Bread making may seem tedious to some, but I love the motion of kneading, watching the first rise and the smell of baking bread. Baking bread is a labor of love which involves all senses. Truthfully, it really isn't that hard to make a beautiful loaf of bread at home, just a little bit of practice and time.
I started making my own bread at home about 9 or so years ago, like many people I was really hesitant about bread making- would it rise, did I use enough flour. salt or no salt? Bread making is very intuitive, thus the reason you will likely find a range in the amount of flour needed. Sometimes you need more, sometimes less. The dough will tell you its ready by feel, the more practice you have the easier it is to "feel" its readiness.

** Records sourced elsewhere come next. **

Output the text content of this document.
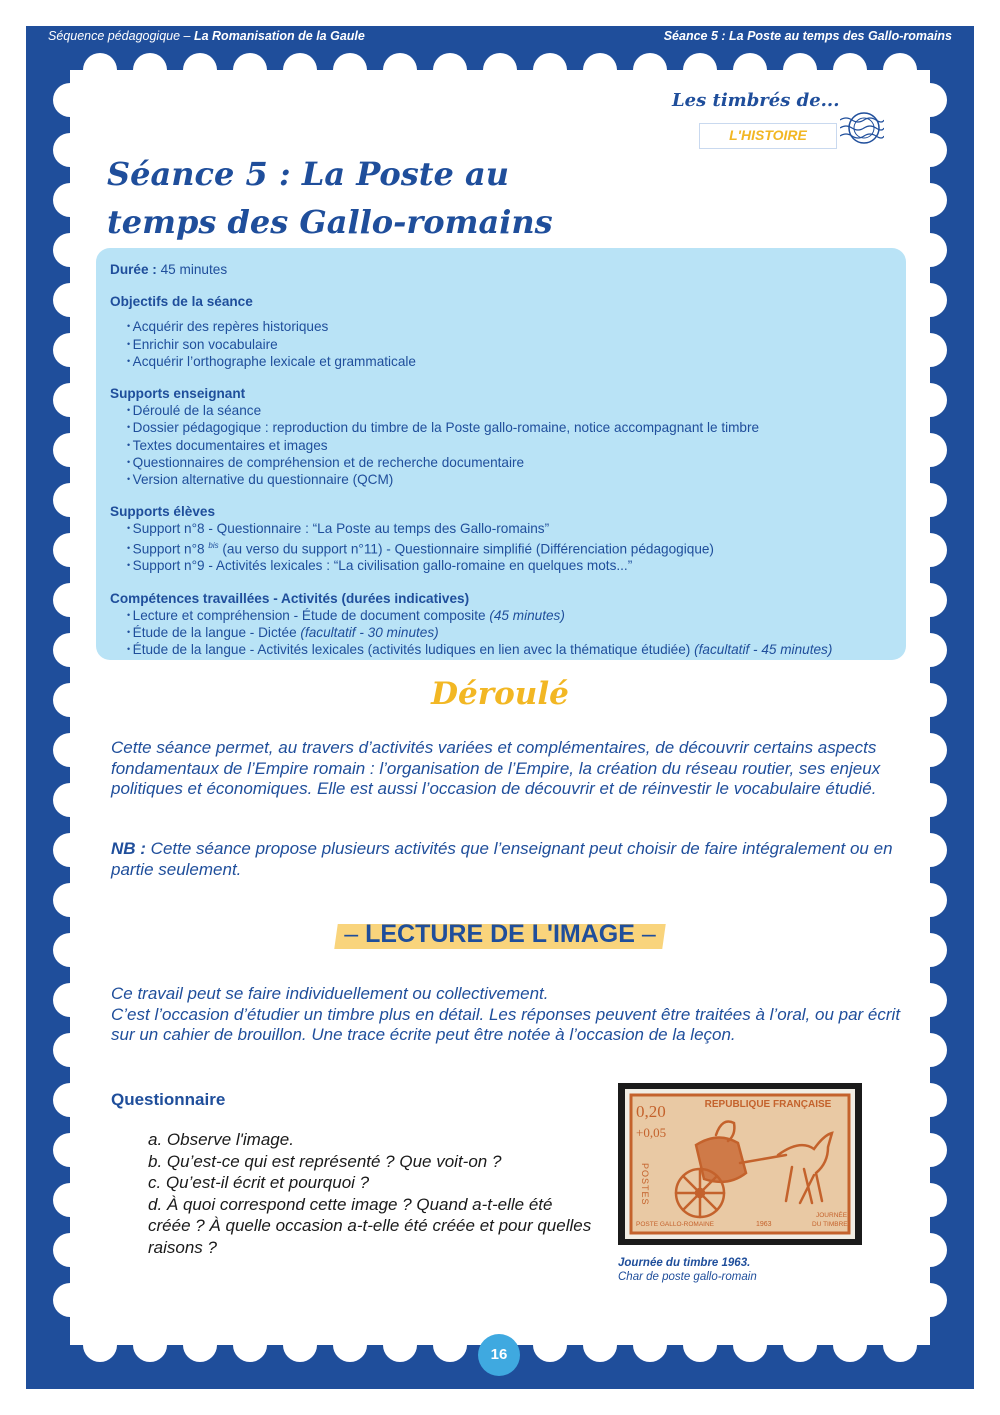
Séquence pédagogique – La Romanisation de la Gaule	Séance 5 : La Poste au temps des Gallo-romains
Les timbrés de...
L'HISTOIRE
Séance 5 : La Poste au
temps des Gallo-romains
Durée : 45 minutes
Objectifs de la séance
• Acquérir des repères historiques
• Enrichir son vocabulaire
• Acquérir l’orthographe lexicale et grammaticale
Supports enseignant
• Déroulé de la séance
• Dossier pédagogique : reproduction du timbre de la Poste gallo-romaine, notice accompagnant le timbre
• Textes documentaires et images
• Questionnaires de compréhension et de recherche documentaire
• Version alternative du questionnaire (QCM)
Supports élèves
• Support n°8 - Questionnaire : “La Poste au temps des Gallo-romains”
• Support n°8 $^{bis}$ (au verso du support n°11) - Questionnaire simplifié (Différenciation pédagogique)
• Support n°9 - Activités lexicales : “La civilisation gallo-romaine en quelques mots...”
Compétences travaillées - Activités (durées indicatives)
• Lecture et compréhension - Étude de document composite (45 minutes)
• Étude de la langue - Dictée (facultatif - 30 minutes)
• Étude de la langue - Activités lexicales (activités ludiques en lien avec la thématique étudiée) (facultatif - 45 minutes)
Déroulé

Cette séance permet, au travers d’activités variées et complémentaires, de découvrir certains aspects fondamentaux de l’Empire romain : l’organisation de l’Empire, la création du réseau routier, ses enjeux politiques et économiques. Elle est aussi l’occasion de découvrir et de réinvestir le vocabulaire étudié.

NB : Cette séance propose plusieurs activités que l’enseignant peut choisir de faire intégralement ou en partie seulement.

– LECTURE DE L'IMAGE –

Ce travail peut se faire individuellement ou collectivement.
C’est l’occasion d’étudier un timbre plus en détail. Les réponses peuvent être traitées à l’oral, ou par écrit sur un cahier de brouillon. Une trace écrite peut être notée à l’occasion de la leçon.

Questionnaire
a. Observe l'image.
b. Qu’est-ce qui est représenté ? Que voit-on ?
c. Qu’est-il écrit et pourquoi ?
d. À quoi correspond cette image ? Quand a-t-elle été créée ? À quelle occasion a-t-elle été créée et pour quelles raisons ?
REPUBLIQUE FRANÇAISE
0,20
+0,05
POSTES
POSTE GALLO-ROMAINE	1963
JOURNÉE
DU TIMBRE
Journée du timbre 1963.
Char de poste gallo-romain
16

Growing up, my Mom would use a bread maker to make fresh bread, I am not sure how this recipe would translate to a bread making machine, but it is so worth making by hand. The spelt flour will give you a more rustic, dense bread while the bread flour will bake up a lighter, fluffier bread. I prefer using spelt flour or a combination of spelt and bread flour.

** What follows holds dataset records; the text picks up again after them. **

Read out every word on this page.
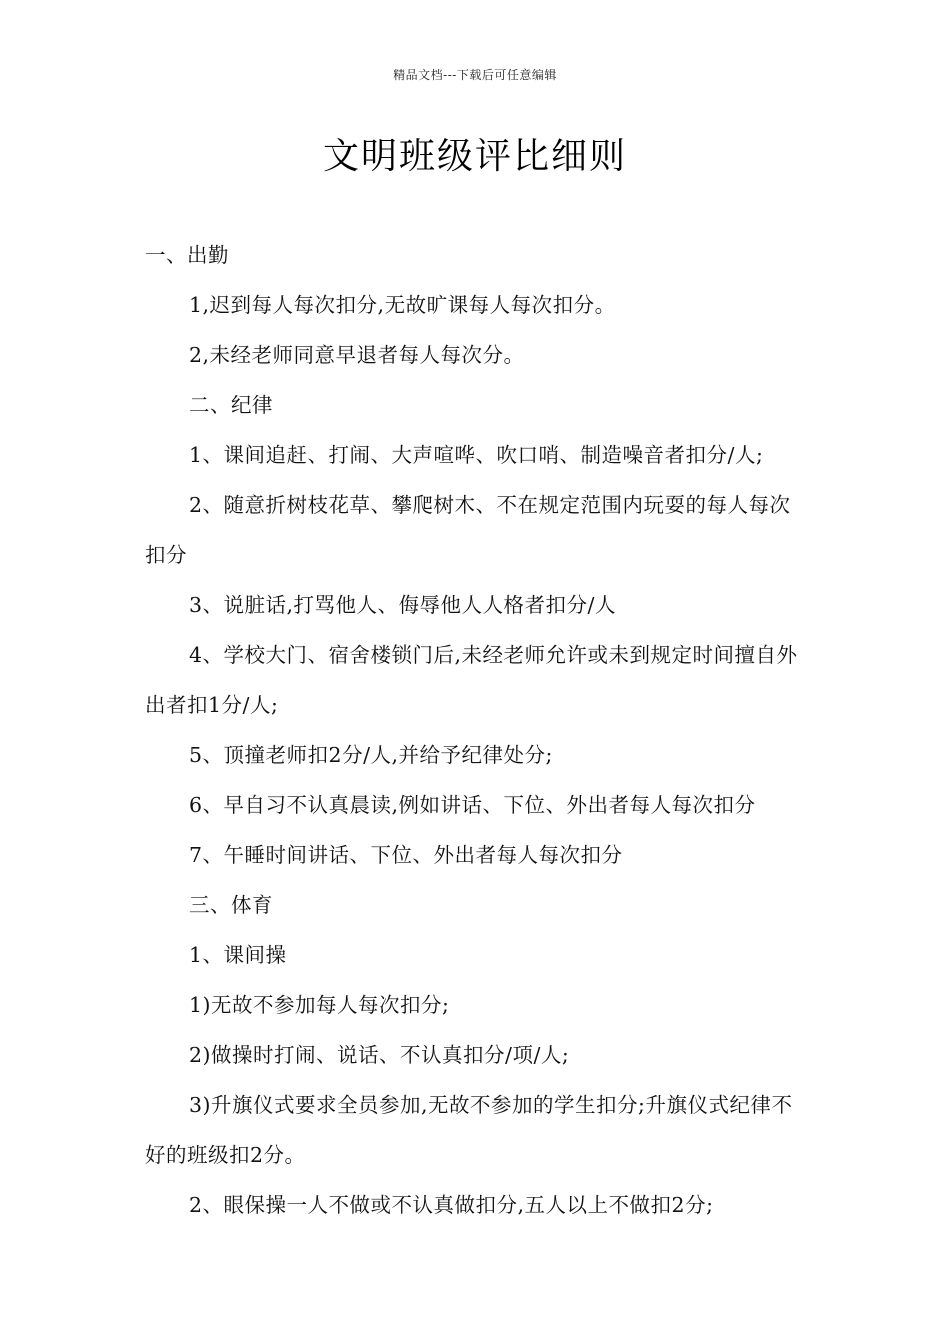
精品文档---下载后可任意编辑
文明班级评比细则

一、出勤

1,迟到每人每次扣分,无故旷课每人每次扣分。

2,未经老师同意早退者每人每次分。

二、纪律

1、课间追赶、打闹、大声喧哗、吹口哨、制造噪音者扣分/人;

2、随意折树枝花草、攀爬树木、不在规定范围内玩耍的每人每次扣分

3、说脏话,打骂他人、侮辱他人人格者扣分/人

4、学校大门、宿舍楼锁门后,未经老师允许或未到规定时间擅自外出者扣1分/人;

5、顶撞老师扣2分/人,并给予纪律处分;

6、早自习不认真晨读,例如讲话、下位、外出者每人每次扣分

7、午睡时间讲话、下位、外出者每人每次扣分

三、体育

1、课间操

1)无故不参加每人每次扣分;

2)做操时打闹、说话、不认真扣分/项/人;

3)升旗仪式要求全员参加,无故不参加的学生扣分;升旗仪式纪律不好的班级扣2分。

2、眼保操一人不做或不认真做扣分,五人以上不做扣2分;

This particular bread is studded with seeds and sweetened with maple syrup- the perfect bread in my book. You can easily make your own seed mix, which I have done on many occasions or you can scout out a blend already mixed up for you. I purchased a bread making kit from Food52 (anyone else addicted to that site?) which came with a seed blend from King Arthur Flour that was pretty amazing, but can easily be made at home. The kit also came with a bakers couche; it is suppose to help provide the crunchy exterior baguettes are known for; it did do the job nicely but isn't necessary to be a pro home bread maker.
You can easily have a fresh loaf of bread for Sunday Dinner if you get started in the morning or afternoon, much of the time preparing bread is inactive. The resting and waiting helps to develop the flavor of the bread, the longer you wait (overnight is great!) the better tasting bread. You can create a sponge to further develop the taste of your bread, but that is a post for another day.

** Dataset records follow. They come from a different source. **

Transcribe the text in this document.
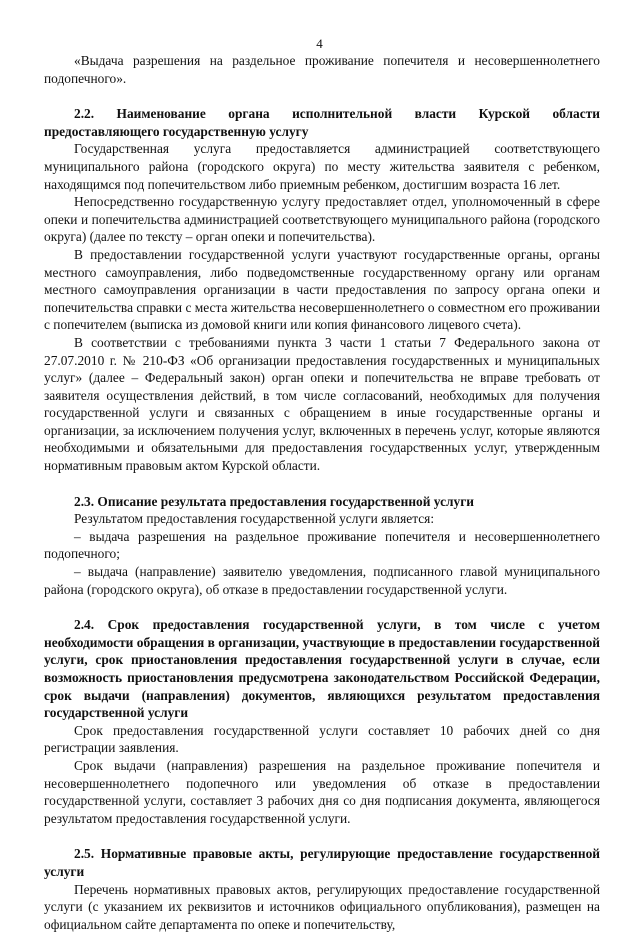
4

«Выдача разрешения на раздельное проживание попечителя и несовершеннолетнего подопечного».

2.2. Наименование органа исполнительной власти Курской области предоставляющего государственную услугу

Государственная услуга предоставляется администрацией соответствующего муниципального района (городского округа) по месту жительства заявителя с ребенком, находящимся под попечительством либо приемным ребенком, достигшим возраста 16 лет.

Непосредственно государственную услугу предоставляет отдел, уполномоченный в сфере опеки и попечительства администрацией соответствующего муниципального района (городского округа) (далее по тексту – орган опеки и попечительства).

В предоставлении государственной услуги участвуют государственные органы, органы местного самоуправления, либо подведомственные государственному органу или органам местного самоуправления организации в части предоставления по запросу органа опеки и попечительства справки с места жительства несовершеннолетнего о совместном его проживании с попечителем (выписка из домовой книги или копия финансового лицевого счета).

В соответствии с требованиями пункта 3 части 1 статьи 7 Федерального закона от 27.07.2010 г. № 210-ФЗ «Об организации предоставления государственных и муниципальных услуг» (далее – Федеральный закон) орган опеки и попечительства не вправе требовать от заявителя осуществления действий, в том числе согласований, необходимых для получения государственной услуги и связанных с обращением в иные государственные органы и организации, за исключением получения услуг, включенных в перечень услуг, которые являются необходимыми и обязательными для предоставления государственных услуг, утвержденным нормативным правовым актом Курской области.

2.3. Описание результата предоставления государственной услуги

Результатом предоставления государственной услуги является:

– выдача разрешения на раздельное проживание попечителя и несовершеннолетнего подопечного;

– выдача (направление) заявителю уведомления, подписанного главой муниципального района (городского округа), об отказе в предоставлении государственной услуги.

2.4. Срок предоставления государственной услуги, в том числе с учетом необходимости обращения в организации, участвующие в предоставлении государственной услуги, срок приостановления предоставления государственной услуги в случае, если возможность приостановления предусмотрена законодательством Российской Федерации, срок выдачи (направления) документов, являющихся результатом предоставления государственной услуги

Срок предоставления государственной услуги составляет 10 рабочих дней со дня регистрации заявления.

Срок выдачи (направления) разрешения на раздельное проживание попечителя и несовершеннолетнего подопечного или уведомления об отказе в предоставлении государственной услуги, составляет 3 рабочих дня со дня подписания документа, являющегося результатом предоставления государственной услуги.

2.5. Нормативные правовые акты, регулирующие предоставление государственной услуги

Перечень нормативных правовых актов, регулирующих предоставление государственной услуги (с указанием их реквизитов и источников официального опубликования), размещен на официальном сайте департамента по опеке и попечительству,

Are you a bread making family?
Do you enjoy the process of bread making?
Multi Seeded Baguettes
makes 2 small baguettes
you will need:
1 packet of dry instant yeast ( 2 1/2 tsp)
1 1/4 cup(s) warm water
2 tbsp pure maple syrup
2 1/2 -3-1/2 cups spelt or bread flour
1 tsp kosher salt
3 tbsp mixed seeds , divided
In a medium bowl combine yeast, water and maple syrup (in that order). Allow to sit for 5 minutes or until foamy & frothy. Add 1 1/2 -2 cups of flour, salt & 2 tbsp of seeds, stir until dough begins to form and pull away from the sides of the bowl.
Turn dough onto a lightly floured surface, knead as much of the remaining flour into the dough as you can; 7-8 minutes. Place dough into a lightly oiled bowl, cover and allow to rise in a warm area free from drafts until double in size; about 1 hour.
Gently turn dough onto a lightly floured surface. Divide the dough into 2 equal pieces and form each piece into a baguette shape (oblong, thicker in the center with the ends tapered) & gently roll each shaped baguette through the additional 1 tbsp of seeds. Place shape baguettes onto a parchment lined pan or bakers couche; cover & allow to rise an additional 30 minutes.
Preheat Oven to 400* along with your stone (if using).
Uncover, using a sharp knife, quickly score the tops of each baguette. Gently transfer the baguettes onto the pre heated stone or baking sheet.
Bake for 10-12 minutes or until bottoms are golden brown or when tapped on the bottom the bread sounds hollow.
Remove from oven, allow to rest/cool for at least 10 minutes prior to cutting.